The Museum of the Moving Image hosts The Harry Belafonte Pre-Birthday Celebration in Astoria’s Kaufman Arts District on Saturday, Feb. 4. The early bird event — Belafonte turns 90 this March 1 — features a three-film retrospective and a conversation with a good friend of the legendary singer, actor, and civil rights activist.
At 1 p.m. “The Strolling ’20s,” screens. Written by Harlem Renaissance poet Langston Hughes, this 60-minute CBS TV special captures the tempo and spirit of Harlem in the 1920s. The star-studded cast includes Belafonte, Sammy Davis Jr., Duke Ellington, Sidney Poitier, and Nipsey Russell.
Walter Mosley, a multi-faceted author whose novels include “Devil in a Blue Dress” and those from the best-selling mystery series about Easy Rawlins, a hard-boiled African American detective in Los Angeles, discusses Belafonte’s legacy at 2:15 p.m. He chats with Warrington Hudlin, a museum trustee and film producer whose work includes House Party and Boomerang.
“Kansas City,” a 1996 feature filled with jazz, kidnapping, and drugs, shows at 3:30 p.m. Belafonte, who plays a street smart gangster, has said that this is his personal favorite acting performance.
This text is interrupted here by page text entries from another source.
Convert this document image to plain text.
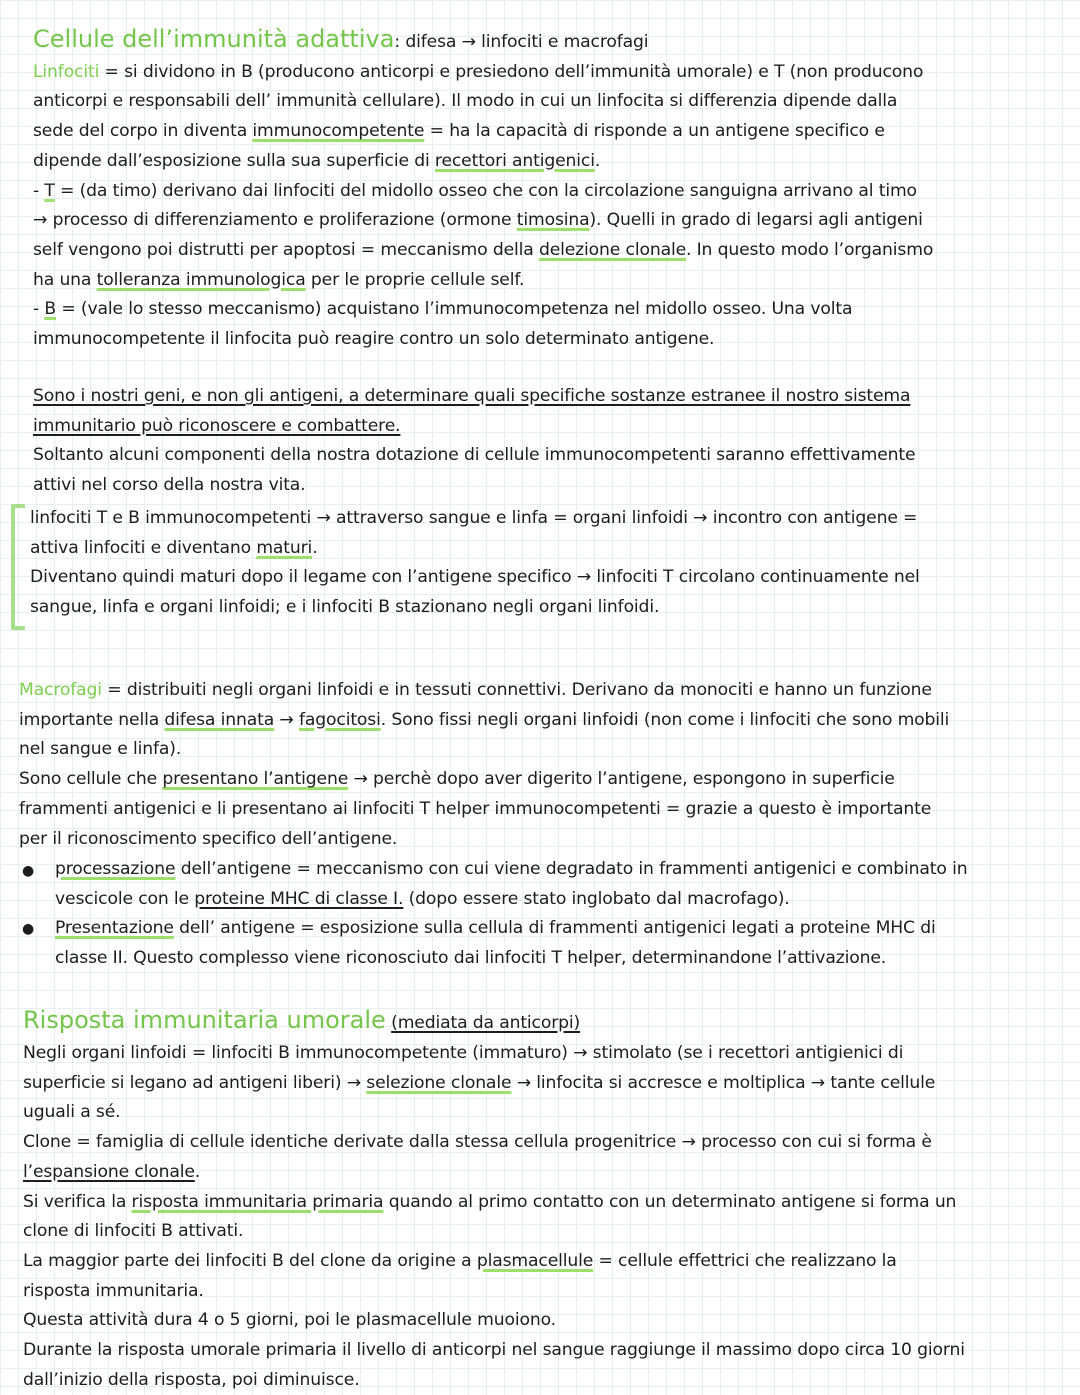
Cellule dell’immunità adattiva: difesa → linfociti e macrofagi
Linfociti = si dividono in B (producono anticorpi e presiedono dell’immunità umorale) e T (non producono
anticorpi e responsabili dell’ immunità cellulare). Il modo in cui un linfocita si differenzia dipende dalla
sede del corpo in diventa immunocompetente = ha la capacità di risponde a un antigene specifico e
dipende dall’esposizione sulla sua superficie di recettori antigenici.
- T = (da timo) derivano dai linfociti del midollo osseo che con la circolazione sanguigna arrivano al timo
→ processo di differenziamento e proliferazione (ormone timosina). Quelli in grado di legarsi agli antigeni
self vengono poi distrutti per apoptosi = meccanismo della delezione clonale. In questo modo l’organismo
ha una tolleranza immunologica per le proprie cellule self.
- B = (vale lo stesso meccanismo) acquistano l’immunocompetenza nel midollo osseo. Una volta
immunocompetente il linfocita può reagire contro un solo determinato antigene.
Sono i nostri geni, e non gli antigeni, a determinare quali specifiche sostanze estranee il nostro sistema
immunitario può riconoscere e combattere.
Soltanto alcuni componenti della nostra dotazione di cellule immunocompetenti saranno effettivamente
attivi nel corso della nostra vita.
linfociti T e B immunocompetenti → attraverso sangue e linfa = organi linfoidi → incontro con antigene =
attiva linfociti e diventano maturi.
Diventano quindi maturi dopo il legame con l’antigene specifico → linfociti T circolano continuamente nel
sangue, linfa e organi linfoidi; e i linfociti B stazionano negli organi linfoidi.
Macrofagi = distribuiti negli organi linfoidi e in tessuti connettivi. Derivano da monociti e hanno un funzione
importante nella difesa innata → fagocitosi. Sono fissi negli organi linfoidi (non come i linfociti che sono mobili
nel sangue e linfa).
Sono cellule che presentano l’antigene → perchè dopo aver digerito l’antigene, espongono in superficie
frammenti antigenici e li presentano ai linfociti T helper immunocompetenti = grazie a questo è importante
per il riconoscimento specifico dell’antigene.
●
●
processazione dell’antigene = meccanismo con cui viene degradato in frammenti antigenici e combinato in
vescicole con le proteine MHC di classe I. (dopo essere stato inglobato dal macrofago).
Presentazione dell’ antigene = esposizione sulla cellula di frammenti antigenici legati a proteine MHC di
classe II. Questo complesso viene riconosciuto dai linfociti T helper, determinandone l’attivazione.
Risposta immunitaria umorale (mediata da anticorpi)
Negli organi linfoidi = linfociti B immunocompetente (immaturo) → stimolato (se i recettori antigienici di
superficie si legano ad antigeni liberi) → selezione clonale → linfocita si accresce e moltiplica → tante cellule
uguali a sé.
Clone = famiglia di cellule identiche derivate dalla stessa cellula progenitrice → processo con cui si forma è
l’espansione clonale.
Si verifica la risposta immunitaria primaria quando al primo contatto con un determinato antigene si forma un
clone di linfociti B attivati.
La maggior parte dei linfociti B del clone da origine a plasmacellule = cellule effettrici che realizzano la
risposta immunitaria.
Questa attività dura 4 o 5 giorni, poi le plasmacellule muoiono.
Durante la risposta umorale primaria il livello di anticorpi nel sangue raggiunge il massimo dopo circa 10 giorni
dall’inizio della risposta, poi diminuisce.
The nightcap is Otto Preminger’s “Carmen Jones” at 6 p.m. Belafonte co-stars with Dorothy Dandridge in this 1954 musical, an adaptation of Georges Bizet’s opera Carmen. In this version, Belafonte is a young World War II soldier, while Dandridge is a fetching parachute-factory worker.
Admission to each individual program is $15. A day-pass costs $25. This birthday party is the fourth annual Black History Month collaboration between the Black Filmmaker Foundation and the museum.